Staying in band would change life

I have had numerous opportunities to see the Clovis High School band perform, but I rarely got to enjoy it as much as I did Monday night.

It's easy to appreciate something when you aren't busy compiling football stats.

Though I didn't interact with the kids Monday nearly as much as the adult coaches — many of whom I've known for years — I found them to be talented, hard-working and generally enthusiastic about what they do in visual and aural terms.

The interaction made me think … what if that was the path I had taken during high school? I did band from fifth-grade through my freshman year of high school, and decided to leave it because A) I had the fine arts credit I needed for graduation, B) There were other classes I wanted to take seventh hour and C) Band always felt like an option to me, and never a priority.

I wonder how things could have changed if band was the priority. I also think of it every time a song from the '80s comes on the radio and it reminds me of high school pep band. "Talking in Your Sleep," "Sweet Child of Mine" and "Wild Wild West" will always sound better coming from a brass section.

But context matters. Had I gone all in on band, I would not have the same path as the kids of Clovis High School. I lived in a town of about 1,600 people, compared to 38,000 for Clovis. I attended a high school with a population of 240 — about two-thirds the size of CHS' 2012 graduating class.

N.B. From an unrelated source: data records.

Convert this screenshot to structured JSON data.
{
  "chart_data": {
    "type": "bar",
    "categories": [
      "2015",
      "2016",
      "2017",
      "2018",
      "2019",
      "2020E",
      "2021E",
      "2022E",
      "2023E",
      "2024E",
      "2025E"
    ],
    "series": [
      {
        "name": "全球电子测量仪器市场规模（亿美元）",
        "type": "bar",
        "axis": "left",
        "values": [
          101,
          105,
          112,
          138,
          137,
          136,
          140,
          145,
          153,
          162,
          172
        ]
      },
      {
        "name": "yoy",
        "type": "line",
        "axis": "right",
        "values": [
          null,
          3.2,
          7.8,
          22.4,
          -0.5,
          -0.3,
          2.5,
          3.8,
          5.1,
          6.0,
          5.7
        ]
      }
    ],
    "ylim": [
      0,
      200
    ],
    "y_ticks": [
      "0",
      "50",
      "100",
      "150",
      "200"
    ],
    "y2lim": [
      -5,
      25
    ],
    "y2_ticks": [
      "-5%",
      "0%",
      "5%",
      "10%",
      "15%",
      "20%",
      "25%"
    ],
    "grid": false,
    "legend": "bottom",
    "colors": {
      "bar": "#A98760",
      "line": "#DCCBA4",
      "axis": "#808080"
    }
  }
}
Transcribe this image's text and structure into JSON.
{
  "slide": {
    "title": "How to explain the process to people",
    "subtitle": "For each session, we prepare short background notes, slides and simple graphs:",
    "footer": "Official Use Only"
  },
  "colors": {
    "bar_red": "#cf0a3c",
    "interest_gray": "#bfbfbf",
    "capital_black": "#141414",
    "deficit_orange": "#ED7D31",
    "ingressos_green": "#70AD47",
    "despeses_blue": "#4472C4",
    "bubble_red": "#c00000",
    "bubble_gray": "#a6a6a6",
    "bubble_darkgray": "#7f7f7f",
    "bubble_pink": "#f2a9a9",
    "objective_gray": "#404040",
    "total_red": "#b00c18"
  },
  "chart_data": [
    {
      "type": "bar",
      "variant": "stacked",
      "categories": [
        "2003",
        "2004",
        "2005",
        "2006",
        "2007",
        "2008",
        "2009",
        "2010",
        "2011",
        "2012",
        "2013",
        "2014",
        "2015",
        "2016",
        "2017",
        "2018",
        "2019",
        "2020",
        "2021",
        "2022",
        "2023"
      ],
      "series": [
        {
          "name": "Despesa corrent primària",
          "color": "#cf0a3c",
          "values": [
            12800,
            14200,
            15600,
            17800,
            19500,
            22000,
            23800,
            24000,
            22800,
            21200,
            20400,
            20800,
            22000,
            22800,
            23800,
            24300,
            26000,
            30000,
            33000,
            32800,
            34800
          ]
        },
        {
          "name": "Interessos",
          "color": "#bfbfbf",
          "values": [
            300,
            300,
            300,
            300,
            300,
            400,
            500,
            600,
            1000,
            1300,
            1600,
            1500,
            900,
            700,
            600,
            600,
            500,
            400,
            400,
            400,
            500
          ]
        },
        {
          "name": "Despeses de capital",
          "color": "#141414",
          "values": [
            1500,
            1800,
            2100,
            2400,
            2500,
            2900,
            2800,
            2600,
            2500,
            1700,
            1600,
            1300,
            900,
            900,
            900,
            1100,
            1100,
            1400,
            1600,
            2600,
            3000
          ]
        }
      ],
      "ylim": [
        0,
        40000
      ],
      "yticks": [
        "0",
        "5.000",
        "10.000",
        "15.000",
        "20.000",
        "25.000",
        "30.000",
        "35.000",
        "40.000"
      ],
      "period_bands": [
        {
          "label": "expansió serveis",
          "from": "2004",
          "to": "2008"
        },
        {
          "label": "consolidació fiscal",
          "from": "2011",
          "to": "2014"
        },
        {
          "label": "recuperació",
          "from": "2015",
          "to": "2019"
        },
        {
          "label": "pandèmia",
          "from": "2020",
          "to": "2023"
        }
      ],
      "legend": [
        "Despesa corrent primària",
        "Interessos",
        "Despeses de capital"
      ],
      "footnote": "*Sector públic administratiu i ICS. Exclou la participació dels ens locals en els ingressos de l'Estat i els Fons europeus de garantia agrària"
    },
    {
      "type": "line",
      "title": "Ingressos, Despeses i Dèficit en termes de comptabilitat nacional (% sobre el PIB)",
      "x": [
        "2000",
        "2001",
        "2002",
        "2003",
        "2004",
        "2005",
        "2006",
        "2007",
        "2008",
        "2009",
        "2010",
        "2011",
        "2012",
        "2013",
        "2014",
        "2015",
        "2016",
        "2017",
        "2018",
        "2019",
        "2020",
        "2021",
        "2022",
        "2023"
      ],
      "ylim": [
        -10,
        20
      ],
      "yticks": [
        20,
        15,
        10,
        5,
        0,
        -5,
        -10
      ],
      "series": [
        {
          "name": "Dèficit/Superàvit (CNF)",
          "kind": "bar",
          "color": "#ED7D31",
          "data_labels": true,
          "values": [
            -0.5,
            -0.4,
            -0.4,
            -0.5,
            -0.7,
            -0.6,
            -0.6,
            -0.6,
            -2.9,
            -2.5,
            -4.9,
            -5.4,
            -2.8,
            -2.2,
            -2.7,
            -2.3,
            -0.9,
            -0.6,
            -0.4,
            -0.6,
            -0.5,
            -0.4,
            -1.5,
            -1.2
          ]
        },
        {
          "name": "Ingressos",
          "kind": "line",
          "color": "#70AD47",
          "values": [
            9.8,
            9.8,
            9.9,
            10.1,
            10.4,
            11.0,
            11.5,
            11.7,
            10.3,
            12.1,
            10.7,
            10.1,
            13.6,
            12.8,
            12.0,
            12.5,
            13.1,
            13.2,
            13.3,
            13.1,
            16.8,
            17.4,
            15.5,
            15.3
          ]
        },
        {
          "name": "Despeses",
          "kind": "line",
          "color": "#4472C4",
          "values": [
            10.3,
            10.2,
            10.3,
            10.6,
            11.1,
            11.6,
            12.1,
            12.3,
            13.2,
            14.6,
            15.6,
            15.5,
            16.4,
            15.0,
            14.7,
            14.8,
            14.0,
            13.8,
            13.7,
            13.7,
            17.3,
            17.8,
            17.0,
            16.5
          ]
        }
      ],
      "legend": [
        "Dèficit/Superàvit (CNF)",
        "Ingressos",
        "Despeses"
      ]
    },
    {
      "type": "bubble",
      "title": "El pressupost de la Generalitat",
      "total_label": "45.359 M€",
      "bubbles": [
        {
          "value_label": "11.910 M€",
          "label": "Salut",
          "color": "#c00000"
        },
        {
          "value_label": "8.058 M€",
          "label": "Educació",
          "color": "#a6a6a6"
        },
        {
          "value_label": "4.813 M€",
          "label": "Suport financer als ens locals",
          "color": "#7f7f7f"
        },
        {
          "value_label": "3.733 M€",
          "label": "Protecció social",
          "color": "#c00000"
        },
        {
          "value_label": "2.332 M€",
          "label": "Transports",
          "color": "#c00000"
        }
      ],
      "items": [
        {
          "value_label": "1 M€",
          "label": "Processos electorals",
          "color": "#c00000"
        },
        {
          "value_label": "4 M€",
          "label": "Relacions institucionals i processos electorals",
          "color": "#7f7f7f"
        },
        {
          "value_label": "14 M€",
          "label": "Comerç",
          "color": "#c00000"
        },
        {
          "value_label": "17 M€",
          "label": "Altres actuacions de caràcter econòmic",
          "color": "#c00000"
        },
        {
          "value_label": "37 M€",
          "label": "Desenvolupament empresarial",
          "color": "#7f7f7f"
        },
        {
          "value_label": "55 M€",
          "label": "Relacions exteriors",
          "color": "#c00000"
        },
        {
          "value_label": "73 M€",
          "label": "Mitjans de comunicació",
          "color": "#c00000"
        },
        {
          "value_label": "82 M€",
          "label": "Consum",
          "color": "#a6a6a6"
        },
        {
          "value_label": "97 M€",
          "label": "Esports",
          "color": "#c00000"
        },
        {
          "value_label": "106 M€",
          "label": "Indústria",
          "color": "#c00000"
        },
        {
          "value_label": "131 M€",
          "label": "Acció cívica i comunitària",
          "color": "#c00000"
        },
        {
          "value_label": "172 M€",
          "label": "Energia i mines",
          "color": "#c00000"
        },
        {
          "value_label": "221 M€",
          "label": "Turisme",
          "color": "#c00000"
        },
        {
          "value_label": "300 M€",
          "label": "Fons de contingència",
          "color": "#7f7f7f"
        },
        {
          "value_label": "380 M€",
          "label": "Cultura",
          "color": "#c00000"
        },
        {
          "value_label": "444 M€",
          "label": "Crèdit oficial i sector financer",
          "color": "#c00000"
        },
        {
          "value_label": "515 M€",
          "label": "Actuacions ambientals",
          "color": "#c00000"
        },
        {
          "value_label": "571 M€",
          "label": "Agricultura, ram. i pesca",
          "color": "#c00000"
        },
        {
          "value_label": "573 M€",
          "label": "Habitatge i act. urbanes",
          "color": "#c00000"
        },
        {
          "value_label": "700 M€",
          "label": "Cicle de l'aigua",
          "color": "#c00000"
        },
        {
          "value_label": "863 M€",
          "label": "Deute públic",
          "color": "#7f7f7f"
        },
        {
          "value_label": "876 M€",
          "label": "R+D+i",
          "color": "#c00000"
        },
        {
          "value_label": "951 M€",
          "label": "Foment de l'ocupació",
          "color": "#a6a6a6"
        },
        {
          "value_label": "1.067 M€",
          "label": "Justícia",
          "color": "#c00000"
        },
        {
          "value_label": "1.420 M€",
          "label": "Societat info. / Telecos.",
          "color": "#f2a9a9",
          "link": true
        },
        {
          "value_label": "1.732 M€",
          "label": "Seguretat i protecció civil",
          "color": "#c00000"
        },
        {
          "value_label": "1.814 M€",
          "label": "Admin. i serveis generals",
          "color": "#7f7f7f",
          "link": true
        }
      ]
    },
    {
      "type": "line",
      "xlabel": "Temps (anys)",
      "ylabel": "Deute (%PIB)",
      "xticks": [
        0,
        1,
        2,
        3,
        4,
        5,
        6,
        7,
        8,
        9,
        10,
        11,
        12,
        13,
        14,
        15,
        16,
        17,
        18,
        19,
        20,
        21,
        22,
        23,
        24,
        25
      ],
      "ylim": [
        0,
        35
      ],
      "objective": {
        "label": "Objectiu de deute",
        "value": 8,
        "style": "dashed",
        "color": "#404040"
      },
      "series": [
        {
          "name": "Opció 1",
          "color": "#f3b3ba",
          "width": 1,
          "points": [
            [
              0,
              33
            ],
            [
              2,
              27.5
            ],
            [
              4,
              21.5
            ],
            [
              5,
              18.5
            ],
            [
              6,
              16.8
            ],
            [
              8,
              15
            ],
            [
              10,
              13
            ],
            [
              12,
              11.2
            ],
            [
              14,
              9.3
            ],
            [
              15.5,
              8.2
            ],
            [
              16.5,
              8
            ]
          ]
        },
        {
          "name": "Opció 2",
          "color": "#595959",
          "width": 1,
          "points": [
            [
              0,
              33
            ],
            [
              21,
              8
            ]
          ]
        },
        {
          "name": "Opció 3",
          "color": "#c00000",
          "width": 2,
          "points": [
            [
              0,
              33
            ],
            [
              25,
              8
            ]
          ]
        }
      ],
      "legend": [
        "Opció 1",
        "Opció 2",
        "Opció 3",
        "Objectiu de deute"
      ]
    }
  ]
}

There weren't many businesses to sponsor us, and there just weren't a lot of people to buy raffle tickets or pledge to march-a-thons. I can assure you no sales pitch works when you're selling door-to-door for your school, and a classmate answers the door. Less money, less travel, less memories.

Also, having fewer students means you're not going to have a band of 100-plus members like CHS. Most seasons saw our band include about three dozen kids who loved music, but often couldn't play at school functions because the first trumpet was the first-string quarterback and the drumline was the offensive line.

That wasn't too much of a concern for me, as I was never athletically gifted. But being in band would have changed a few things for me.

  • I still would have competed in speech and drama, though I might have had to leave events before the awards ceremony to make band functions. That down time is where I got to know some of my best high school friends.
  • Band was our seventh-period class. With that hour free, I was able to take other courses. Some weren't too fulfilling, like the class about work taught by the teacher who built the curriculum with her material from home economics classes. Some were more enlightening, like the creative writing class where I wrote 100 poems over a weekend when others turned in about 20. I might have learned how to play more of Dave Brubeck's stuff, but I might never have ended up in writing.

I guess the biggest change would be that instead of writing a column about how I could have been a musician, I could have instead penned a song about how I should have been a columnist.

I bet it would have sounded like an '80s song.